I’m imagining the headlines in the local paper, “School Pets Chook-napped.” Fortunately, we managed to keep hold of them as we came back though all the gates and into the car with she who volunteered us displaying her grip, no doubt practiced from controlling toddlers, to keep both chickens, Snowy and Rosie, on her lap until we got home, at which point I opened all the gates at home right through to the back, ran back to the car, grabbed Snowy so we could both run quickly to the back chicken area, leaving the car open in the street as we had no spare hands…

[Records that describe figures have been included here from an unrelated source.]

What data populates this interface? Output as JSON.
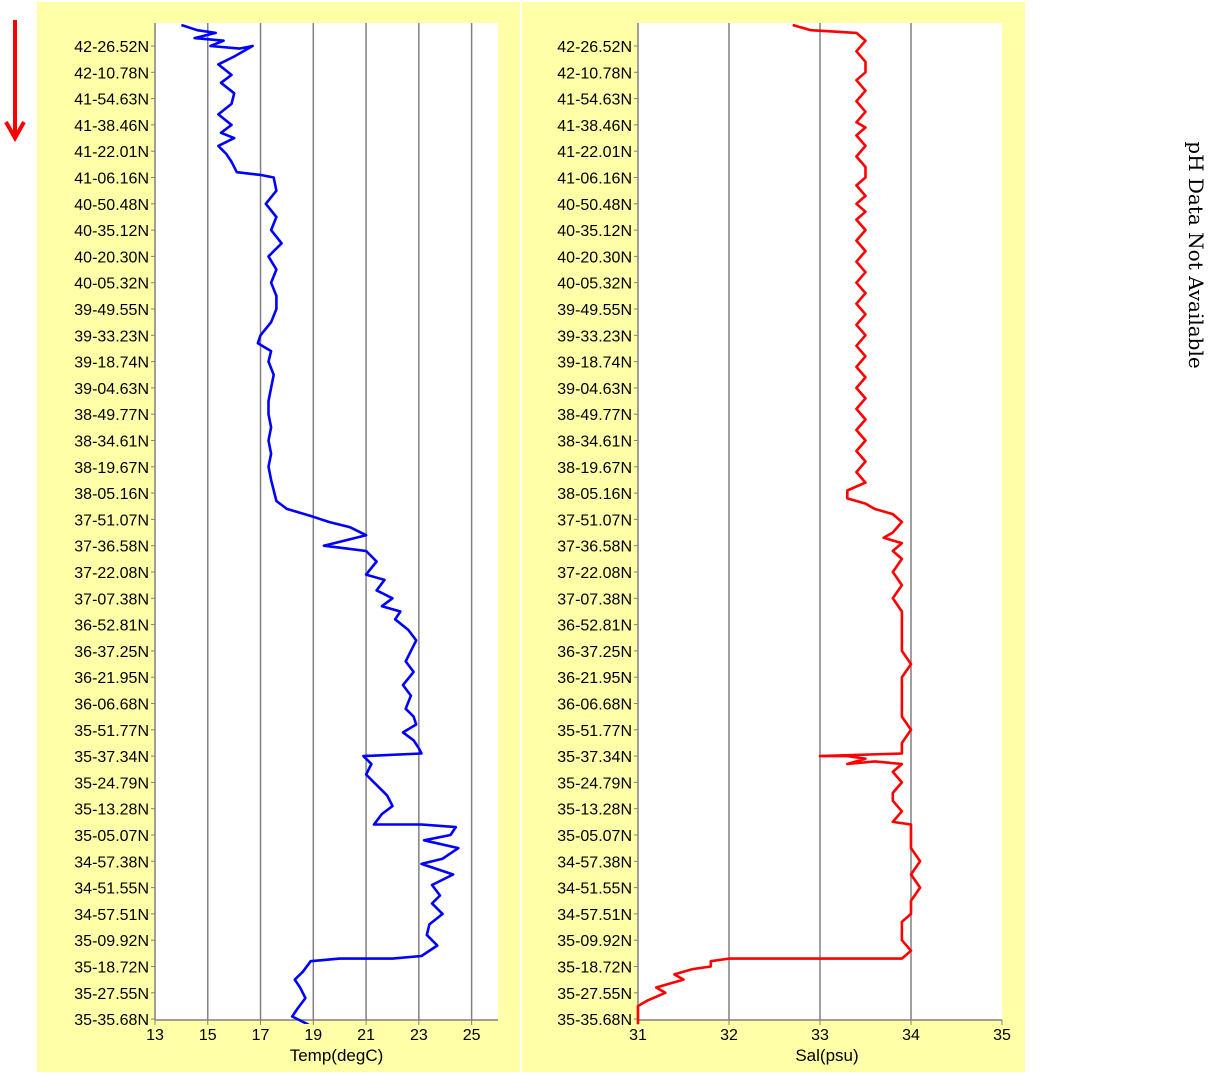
{
  "note": {
    "text": "pH Data Not Available"
  },
  "colors": {
    "panel_bg": "#ffffa8",
    "plot_bg": "#ffffff",
    "grid": "#808080",
    "arrow": "#ff0000"
  },
  "direction_arrow": {
    "icon": "arrow-down-icon",
    "meaning": "downward"
  },
  "chart_data": [
    {
      "type": "line",
      "title": "",
      "xlabel": "Temp(degC)",
      "ylabel": "",
      "xlim": [
        13,
        26
      ],
      "x_ticks": [
        "13",
        "15",
        "17",
        "19",
        "21",
        "23",
        "25"
      ],
      "x_tick_values": [
        13,
        15,
        17,
        19,
        21,
        23,
        25
      ],
      "grid": "vertical",
      "y_categories": [
        "42-26.52N",
        "42-10.78N",
        "41-54.63N",
        "41-38.46N",
        "41-22.01N",
        "41-06.16N",
        "40-50.48N",
        "40-35.12N",
        "40-20.30N",
        "40-05.32N",
        "39-49.55N",
        "39-33.23N",
        "39-18.74N",
        "39-04.63N",
        "38-49.77N",
        "38-34.61N",
        "38-19.67N",
        "38-05.16N",
        "37-51.07N",
        "37-36.58N",
        "37-22.08N",
        "37-07.38N",
        "36-52.81N",
        "36-37.25N",
        "36-21.95N",
        "36-06.68N",
        "35-51.77N",
        "35-37.34N",
        "35-24.79N",
        "35-13.28N",
        "35-05.07N",
        "34-57.38N",
        "34-51.55N",
        "34-57.51N",
        "35-09.92N",
        "35-18.72N",
        "35-27.55N",
        "35-35.68N"
      ],
      "series": [
        {
          "color": "#0000ff",
          "points": [
            [
              14.0,
              -0.8
            ],
            [
              14.6,
              -0.6
            ],
            [
              15.3,
              -0.5
            ],
            [
              14.5,
              -0.3
            ],
            [
              15.6,
              -0.2
            ],
            [
              15.1,
              0.0
            ],
            [
              16.2,
              0.1
            ],
            [
              16.7,
              0.0
            ],
            [
              16.0,
              0.4
            ],
            [
              15.4,
              0.7
            ],
            [
              15.9,
              1.1
            ],
            [
              15.5,
              1.4
            ],
            [
              16.0,
              1.8
            ],
            [
              15.9,
              2.2
            ],
            [
              15.4,
              2.6
            ],
            [
              15.9,
              3.0
            ],
            [
              15.5,
              3.3
            ],
            [
              16.0,
              3.5
            ],
            [
              15.4,
              3.8
            ],
            [
              15.7,
              4.1
            ],
            [
              15.9,
              4.4
            ],
            [
              16.1,
              4.8
            ],
            [
              17.0,
              4.9
            ],
            [
              17.5,
              5.0
            ],
            [
              17.6,
              5.5
            ],
            [
              17.2,
              6.0
            ],
            [
              17.6,
              6.5
            ],
            [
              17.4,
              7.0
            ],
            [
              17.8,
              7.5
            ],
            [
              17.3,
              8.0
            ],
            [
              17.6,
              8.5
            ],
            [
              17.4,
              9.0
            ],
            [
              17.6,
              9.5
            ],
            [
              17.6,
              10.0
            ],
            [
              17.4,
              10.5
            ],
            [
              17.0,
              11.0
            ],
            [
              16.9,
              11.3
            ],
            [
              17.4,
              11.6
            ],
            [
              17.3,
              12.0
            ],
            [
              17.5,
              12.5
            ],
            [
              17.4,
              13.0
            ],
            [
              17.3,
              13.5
            ],
            [
              17.3,
              14.0
            ],
            [
              17.4,
              14.5
            ],
            [
              17.3,
              15.0
            ],
            [
              17.4,
              15.5
            ],
            [
              17.3,
              16.0
            ],
            [
              17.4,
              16.5
            ],
            [
              17.6,
              17.3
            ],
            [
              18.0,
              17.6
            ],
            [
              19.0,
              17.9
            ],
            [
              19.6,
              18.1
            ],
            [
              20.4,
              18.3
            ],
            [
              21.0,
              18.6
            ],
            [
              19.4,
              19.0
            ],
            [
              20.2,
              19.1
            ],
            [
              21.0,
              19.2
            ],
            [
              21.4,
              19.6
            ],
            [
              21.0,
              20.1
            ],
            [
              21.7,
              20.3
            ],
            [
              21.4,
              20.7
            ],
            [
              22.0,
              21.0
            ],
            [
              21.6,
              21.3
            ],
            [
              22.3,
              21.5
            ],
            [
              22.1,
              21.8
            ],
            [
              22.6,
              22.2
            ],
            [
              22.9,
              22.6
            ],
            [
              22.7,
              23.0
            ],
            [
              22.5,
              23.4
            ],
            [
              22.8,
              23.8
            ],
            [
              22.4,
              24.3
            ],
            [
              22.7,
              24.7
            ],
            [
              22.5,
              25.2
            ],
            [
              22.8,
              25.5
            ],
            [
              22.9,
              25.8
            ],
            [
              22.4,
              26.1
            ],
            [
              22.8,
              26.4
            ],
            [
              23.0,
              26.7
            ],
            [
              23.1,
              26.9
            ],
            [
              20.9,
              27.0
            ],
            [
              21.2,
              27.3
            ],
            [
              21.0,
              27.7
            ],
            [
              21.3,
              28.0
            ],
            [
              21.8,
              28.5
            ],
            [
              22.0,
              28.9
            ],
            [
              21.6,
              29.2
            ],
            [
              21.3,
              29.6
            ],
            [
              23.1,
              29.6
            ],
            [
              24.4,
              29.7
            ],
            [
              24.2,
              30.0
            ],
            [
              23.2,
              30.2
            ],
            [
              24.5,
              30.5
            ],
            [
              23.9,
              30.9
            ],
            [
              23.1,
              31.1
            ],
            [
              24.3,
              31.5
            ],
            [
              23.5,
              31.9
            ],
            [
              23.8,
              32.3
            ],
            [
              23.5,
              32.6
            ],
            [
              23.9,
              33.0
            ],
            [
              23.4,
              33.4
            ],
            [
              23.3,
              33.8
            ],
            [
              23.7,
              34.2
            ],
            [
              23.1,
              34.6
            ],
            [
              22.0,
              34.7
            ],
            [
              20.0,
              34.7
            ],
            [
              18.9,
              34.8
            ],
            [
              18.6,
              35.2
            ],
            [
              18.3,
              35.5
            ],
            [
              18.5,
              35.8
            ],
            [
              18.7,
              36.2
            ],
            [
              18.4,
              36.6
            ],
            [
              18.2,
              36.9
            ],
            [
              18.8,
              37.2
            ],
            [
              18.5,
              37.5
            ],
            [
              19.0,
              37.7
            ],
            [
              18.6,
              38.0
            ],
            [
              18.9,
              38.5
            ]
          ]
        }
      ]
    },
    {
      "type": "line",
      "title": "",
      "xlabel": "Sal(psu)",
      "ylabel": "",
      "xlim": [
        31,
        35
      ],
      "x_ticks": [
        "31",
        "32",
        "33",
        "34",
        "35"
      ],
      "x_tick_values": [
        31,
        32,
        33,
        34,
        35
      ],
      "grid": "vertical",
      "y_categories": [
        "42-26.52N",
        "42-10.78N",
        "41-54.63N",
        "41-38.46N",
        "41-22.01N",
        "41-06.16N",
        "40-50.48N",
        "40-35.12N",
        "40-20.30N",
        "40-05.32N",
        "39-49.55N",
        "39-33.23N",
        "39-18.74N",
        "39-04.63N",
        "38-49.77N",
        "38-34.61N",
        "38-19.67N",
        "38-05.16N",
        "37-51.07N",
        "37-36.58N",
        "37-22.08N",
        "37-07.38N",
        "36-52.81N",
        "36-37.25N",
        "36-21.95N",
        "36-06.68N",
        "35-51.77N",
        "35-37.34N",
        "35-24.79N",
        "35-13.28N",
        "35-05.07N",
        "34-57.38N",
        "34-51.55N",
        "34-57.51N",
        "35-09.92N",
        "35-18.72N",
        "35-27.55N",
        "35-35.68N"
      ],
      "series": [
        {
          "color": "#ff0000",
          "points": [
            [
              32.7,
              -0.8
            ],
            [
              32.9,
              -0.6
            ],
            [
              33.4,
              -0.5
            ],
            [
              33.5,
              -0.2
            ],
            [
              33.4,
              0.2
            ],
            [
              33.5,
              0.6
            ],
            [
              33.5,
              1.0
            ],
            [
              33.4,
              1.3
            ],
            [
              33.5,
              1.7
            ],
            [
              33.4,
              2.1
            ],
            [
              33.5,
              2.5
            ],
            [
              33.4,
              2.9
            ],
            [
              33.5,
              3.1
            ],
            [
              33.4,
              3.4
            ],
            [
              33.5,
              3.8
            ],
            [
              33.4,
              4.2
            ],
            [
              33.5,
              4.6
            ],
            [
              33.5,
              5.0
            ],
            [
              33.4,
              5.3
            ],
            [
              33.5,
              5.7
            ],
            [
              33.4,
              6.0
            ],
            [
              33.5,
              6.3
            ],
            [
              33.4,
              6.6
            ],
            [
              33.5,
              7.0
            ],
            [
              33.4,
              7.4
            ],
            [
              33.5,
              7.8
            ],
            [
              33.4,
              8.2
            ],
            [
              33.5,
              8.6
            ],
            [
              33.4,
              9.0
            ],
            [
              33.5,
              9.4
            ],
            [
              33.4,
              9.8
            ],
            [
              33.5,
              10.2
            ],
            [
              33.4,
              10.6
            ],
            [
              33.5,
              11.0
            ],
            [
              33.4,
              11.4
            ],
            [
              33.5,
              11.8
            ],
            [
              33.4,
              12.2
            ],
            [
              33.5,
              12.6
            ],
            [
              33.4,
              13.0
            ],
            [
              33.5,
              13.4
            ],
            [
              33.4,
              13.8
            ],
            [
              33.5,
              14.2
            ],
            [
              33.4,
              14.6
            ],
            [
              33.5,
              15.0
            ],
            [
              33.4,
              15.4
            ],
            [
              33.5,
              15.8
            ],
            [
              33.4,
              16.2
            ],
            [
              33.5,
              16.6
            ],
            [
              33.3,
              16.9
            ],
            [
              33.3,
              17.2
            ],
            [
              33.4,
              17.3
            ],
            [
              33.5,
              17.4
            ],
            [
              33.6,
              17.6
            ],
            [
              33.8,
              17.8
            ],
            [
              33.9,
              18.1
            ],
            [
              33.8,
              18.5
            ],
            [
              33.7,
              18.7
            ],
            [
              33.9,
              18.9
            ],
            [
              33.8,
              19.2
            ],
            [
              33.9,
              19.5
            ],
            [
              33.8,
              20.0
            ],
            [
              33.9,
              20.5
            ],
            [
              33.8,
              21.0
            ],
            [
              33.9,
              21.5
            ],
            [
              33.9,
              22.0
            ],
            [
              33.9,
              22.5
            ],
            [
              33.9,
              23.0
            ],
            [
              34.0,
              23.5
            ],
            [
              33.9,
              24.0
            ],
            [
              33.9,
              24.5
            ],
            [
              33.9,
              25.0
            ],
            [
              33.9,
              25.5
            ],
            [
              34.0,
              26.0
            ],
            [
              33.9,
              26.5
            ],
            [
              33.9,
              26.9
            ],
            [
              33.0,
              27.0
            ],
            [
              33.3,
              27.0
            ],
            [
              33.5,
              27.1
            ],
            [
              33.3,
              27.3
            ],
            [
              33.6,
              27.2
            ],
            [
              33.9,
              27.3
            ],
            [
              33.8,
              27.6
            ],
            [
              33.9,
              28.0
            ],
            [
              33.8,
              28.4
            ],
            [
              33.8,
              28.7
            ],
            [
              33.9,
              29.1
            ],
            [
              33.8,
              29.5
            ],
            [
              34.0,
              29.6
            ],
            [
              34.0,
              30.0
            ],
            [
              34.0,
              30.5
            ],
            [
              34.1,
              31.0
            ],
            [
              34.0,
              31.5
            ],
            [
              34.1,
              32.0
            ],
            [
              34.0,
              32.5
            ],
            [
              34.0,
              33.0
            ],
            [
              33.9,
              33.3
            ],
            [
              33.9,
              33.6
            ],
            [
              33.9,
              34.0
            ],
            [
              34.0,
              34.4
            ],
            [
              33.9,
              34.7
            ],
            [
              32.0,
              34.7
            ],
            [
              31.8,
              34.8
            ],
            [
              31.8,
              35.0
            ],
            [
              31.6,
              35.1
            ],
            [
              31.4,
              35.3
            ],
            [
              31.5,
              35.5
            ],
            [
              31.2,
              35.8
            ],
            [
              31.3,
              36.0
            ],
            [
              31.1,
              36.3
            ],
            [
              31.0,
              36.5
            ],
            [
              31.0,
              37.5
            ],
            [
              31.1,
              37.6
            ]
          ]
        }
      ]
    }
  ]
}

“Someone will steal my handbag, Gail”
“Don’t be silly, dear.”
So it would be simple if both lots of chickens get on… but no, Thelma the pecking bitch chicken took one look at Snowy and pounced, so there was now a logistical exercise worthy of tetris:
-
PLAN: catch Thelma and evict her from her area until the others go to sleep so she can be put in another area with some straw and camp out… not too cold, not raining. Should be fine.
- Other chickens go to sleep and are locked in their house.
- Put Thelma in another area where there is cover and straw.
- Listen to her crow like a rooster for a fair period of time.
- SUPPLEMENTARY PLAN: slide door partition across in the middle of one chook house and lock her in one section of the chicken house, but away from the other potential victims who are sleeping, albeit nervously.
- Watch Thelma peck aggressively at the wooden partition then hop up on the roosting perch.
- I foolishly think, “Ah she’s given up. She’ll sleep now.”
- Watch as Thelma launches off the roost, attempting to break through the wooden partition… several repeats.
- I wonder if she’ll break her neck… several repeats.
- She eventually roosts, possibly concussed.
- In the morning I take Thelma out first and lock her in an open area of yard by herself.
It was a long two weeks, but at least Snowy and Rosie settled in well.